沖縄に新基地を作成するというのなら、民主党の公約違反であろう。
そして鳩山首相自身が「自分の発言の重み」と理解されているなら、辞任されるのが筋だろう。さらに、かつて自民党が首相のすげ替えをしてきたことに解散を求めてきた民主党のことだから、これで解散、衆院選挙をすべきだろう。しかもことは、郵政国営化や高速道路重税化といった各論ではなく、国家安全保障上の問題である。実際、隣国で戦争が勃発してもなんら不思議ではない状況になっている。この政権では国民が困る。幸い、国民もこの政権への期待は薄くなってきており、突然政権が空中分解してももう驚くほどのことはない。
米国としてはもう鳩山政権の手の内はわかっていて、しばらく匙を投げるつもりでいる。普天間飛行場撤去は沖縄県民の悲願ではあるが、米国にしてみれば理解はしつつも他の選択はないし、元から損するリスクはない。問題の期限を切ったのは米国ではない。外交・軍事に関わる問題は安定政権や相手国の安全保障に定見ができてからでないと難しいから、少なくとも参院選後までは礼儀正しく沈黙を守るだろう。
沖縄の今後どうか。米国とほぼ同じだ。夏の参院選と秋の沖縄県知事選が終わるまで対応を先延ばしにする他はない。鳩山首相から昨日示された案もただ、辺野古移設になるというくらいで実際のところなんら現実性はない。仲井真知事はすでに名護市長選挙で鳩山首相に梯子をはずされた手痛い経験もある。沖縄県側は迷走する日本政府の頭越しに米国との対話も進めてもいるようだ。5日付け「現行案視野に結論先送り=沖縄知事が米総領事に-選挙後の秋まで・普天間移設」(
参照)より。
外交筋によると、仲井真知事は3月18日、グリーン総領事と協議。この中で、普天間問題をめぐる日本政府の調整力に不信感を示し、「最終決定を秋の沖縄県知事選後に先送りする方向で打開策を模索するのが最善」との見方を示した。
また、政府が検討中の米軍ホワイトビーチ(うるま市)沖合への移設を提案するには、技術的な調査に「何カ月もかかる」と指摘。調査を理由に県知事選後まで決定を棚上げすることで、政治的混迷に冷却期間を置くことも可能だと説明した。
その上で、9月に予定される名護市議選を含む一連の選挙が終了すれば、現行計画反対の立場で当選した稲嶺進名護市長を説得する時間も生まれるとの見解を伝えたという。同知事の意見はワシントンに報告された。
実際、今後の展開はどうなるかは見えない。
鳩山首相のこれまでの経緯を見れば、辞任して責任を取るという普通の人なら持ちそうな倫理の発想すらないだろうし、社民党も重大な決意をすることなく政権与党にしがみつきたいようだ。

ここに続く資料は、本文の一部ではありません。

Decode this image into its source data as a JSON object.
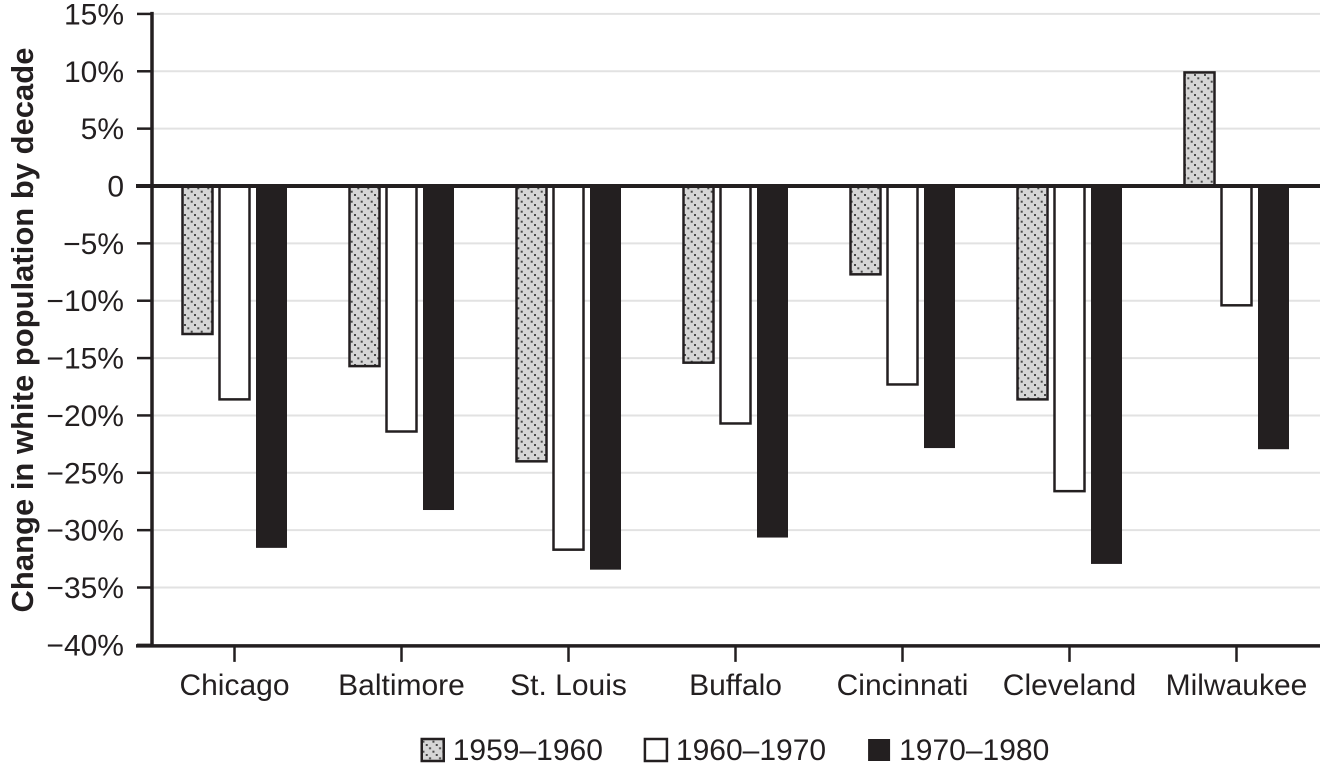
{
  "chart_data": {
    "type": "bar",
    "title": "",
    "xlabel": "",
    "ylabel": "Change in white population by decade",
    "categories": [
      "Chicago",
      "Baltimore",
      "St. Louis",
      "Buffalo",
      "Cincinnati",
      "Cleveland",
      "Milwaukee"
    ],
    "series": [
      {
        "name": "1959–1960",
        "style": "hatched",
        "values": [
          -12.9,
          -15.7,
          -24.0,
          -15.4,
          -7.7,
          -18.6,
          9.9
        ]
      },
      {
        "name": "1960–1970",
        "style": "white",
        "values": [
          -18.6,
          -21.4,
          -31.7,
          -20.7,
          -17.3,
          -26.6,
          -10.4
        ]
      },
      {
        "name": "1970–1980",
        "style": "black",
        "values": [
          -31.5,
          -28.2,
          -33.4,
          -30.6,
          -22.8,
          -32.9,
          -22.9
        ]
      }
    ],
    "ylim": [
      -40,
      15
    ],
    "ytick_values": [
      15,
      10,
      5,
      0,
      -5,
      -10,
      -15,
      -20,
      -25,
      -30,
      -35,
      -40
    ],
    "ytick_labels": [
      "15%",
      "10%",
      "5%",
      "0",
      "−5%",
      "−10%",
      "−15%",
      "−20%",
      "−25%",
      "−30%",
      "−35%",
      "−40%"
    ],
    "grid": true,
    "legend_position": "bottom",
    "colors": {
      "axis": "#231f20",
      "text": "#231f20",
      "gridline": "#e2e2e2",
      "zero_line": "#231f20",
      "black_fill": "#231f20",
      "white_fill": "#ffffff",
      "bar_border": "#231f20",
      "hatch_fill": "#d6d6d6",
      "hatch_dot": "#4a4a4a"
    }
  }
}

メディアとしてもこの話題にひとまず区切りをつけたことにして、上海万博でのにこやかな鳩山首相を映し出すのかもしれない。かくして日本の国家安全保障はじりじりと危うくなる。と、ここまで書いて、ようやく瞼の向こうにうっすら光景が見えるように思う。何が見えるかは書かないとしても。
全体の流れからすれば、参院選では民主党は苦戦するだろう。それが普天間飛行場の撤去の問題にどう反映するか。今となっては鳩山政権が機能移転の名目で普天間飛行場の固定化する最悪の事態を、なんとか回避するくらいしか希望はないかもしれない。